Despite holding a 5-0 record, Kansas has allowed an average of 453.5 yards and 32 points during the past two games (compared to 282.7 yards and 8.7 points in the first three), and multiple players — veterans included — admitted Tuesday to being overwhelmed at times during the team’s first five games.
“Of course, at the beginning of the season, you’re going to try out this and try out that and try out this and try out that,” said KU senior safety Darrell Stuckey, an All-Big 12 selection last season. “And after a while you’re like, ‘Uh, I think we’re doing too much at once; we need a little at a time.’”
In addition to the complex game plans, however, Kansas has been faced with the same problems that afflict most teams on a yearly basis.
In the team’s two-deep secondary depth chart, for instance, a number of young players are still working to get their bearings, while breaking in a linebacker corps that lost three starters — all of whom were named All-Big 12 at some point during their careers —from last year’s team has proven, at times, to be difficult.
So, too, have some of the position switches. In the past two seasons, for instance, defensive back Justin Thornton has started at cornerback, safety and nickelback, as the Jayhawks have attempted to settle upon a final secondary unit.
“At times, it can be a little confusing out there, especially being moved from position to position,” Thornton said. “It’s hard to fine-tune the small techniques that come with each position when you’re being bounced around like that. It’s not like I don’t know what I’m doing out there, but there were a couple times (Saturday) where I was slow to recognize things.”
The result has been a trickle-down effect, in which some of the team’s most experienced players have found themselves attempting to help teammates, leaving them vulnerable in their own responsibilities.
“It’s a tricky thing,” Stuckey said. “A lot of people in my position do feel like that. I’m not going to lie, I felt like that at first. But you start to realize that when you try to do too much, you don’t do enough. Because what happens is, the ball finds you, and you’re not in your position where you’re supposed to be because you’re over trying to do somebody else’s job.”

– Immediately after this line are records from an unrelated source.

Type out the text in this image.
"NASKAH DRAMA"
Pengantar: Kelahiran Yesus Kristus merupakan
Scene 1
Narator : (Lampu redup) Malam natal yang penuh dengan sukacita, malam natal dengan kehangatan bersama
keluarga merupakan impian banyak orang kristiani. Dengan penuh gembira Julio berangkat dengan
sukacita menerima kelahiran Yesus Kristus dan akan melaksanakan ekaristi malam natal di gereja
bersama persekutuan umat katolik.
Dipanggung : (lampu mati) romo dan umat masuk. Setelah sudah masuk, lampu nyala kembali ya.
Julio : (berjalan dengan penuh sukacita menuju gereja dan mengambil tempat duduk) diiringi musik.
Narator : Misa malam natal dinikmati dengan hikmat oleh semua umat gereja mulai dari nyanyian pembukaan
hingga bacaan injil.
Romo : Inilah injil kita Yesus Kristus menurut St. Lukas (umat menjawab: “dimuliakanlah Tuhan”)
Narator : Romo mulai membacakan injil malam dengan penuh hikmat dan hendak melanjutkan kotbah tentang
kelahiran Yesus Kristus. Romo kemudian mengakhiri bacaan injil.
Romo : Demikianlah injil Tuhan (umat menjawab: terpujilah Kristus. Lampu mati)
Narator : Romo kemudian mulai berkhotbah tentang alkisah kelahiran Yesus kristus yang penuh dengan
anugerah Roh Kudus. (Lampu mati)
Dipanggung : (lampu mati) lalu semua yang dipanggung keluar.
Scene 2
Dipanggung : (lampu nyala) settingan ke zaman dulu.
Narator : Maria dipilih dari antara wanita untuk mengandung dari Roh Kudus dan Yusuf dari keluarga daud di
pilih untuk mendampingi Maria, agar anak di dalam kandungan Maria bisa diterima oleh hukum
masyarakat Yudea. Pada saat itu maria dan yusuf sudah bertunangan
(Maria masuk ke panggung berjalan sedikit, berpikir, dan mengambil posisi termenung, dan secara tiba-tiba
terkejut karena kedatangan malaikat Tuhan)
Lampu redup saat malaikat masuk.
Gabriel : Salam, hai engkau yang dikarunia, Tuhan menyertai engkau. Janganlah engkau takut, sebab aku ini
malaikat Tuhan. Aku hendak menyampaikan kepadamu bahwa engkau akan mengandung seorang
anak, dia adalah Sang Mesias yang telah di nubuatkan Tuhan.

The good news, coaches say, is that the majority of the recent problems are correctable. Poor tackling, undisciplined play and a lack of on-field communication each contributed to Saturday’s effort, and Mangino seemed confident he and his staff could right the recent wrongs — even if he declined to discuss the specifics of possible schematic or personnel changes.
Asked Tuesday whether coverage changes were afoot, Mangino joked, “Why would I tell you that?”
What he — and other coaches — would say, however, is that they were using this week to evaluate things in an attempt to align the team’s defensive schemes with the skill sets of the unit’s players.
“We had a hell of a lot of schemes for that Iowa State attack, and they were all good on that chalkboard, believe me,” Miller said. “But it’s what those guys can execute and what they can do on the field at full speed that matters.”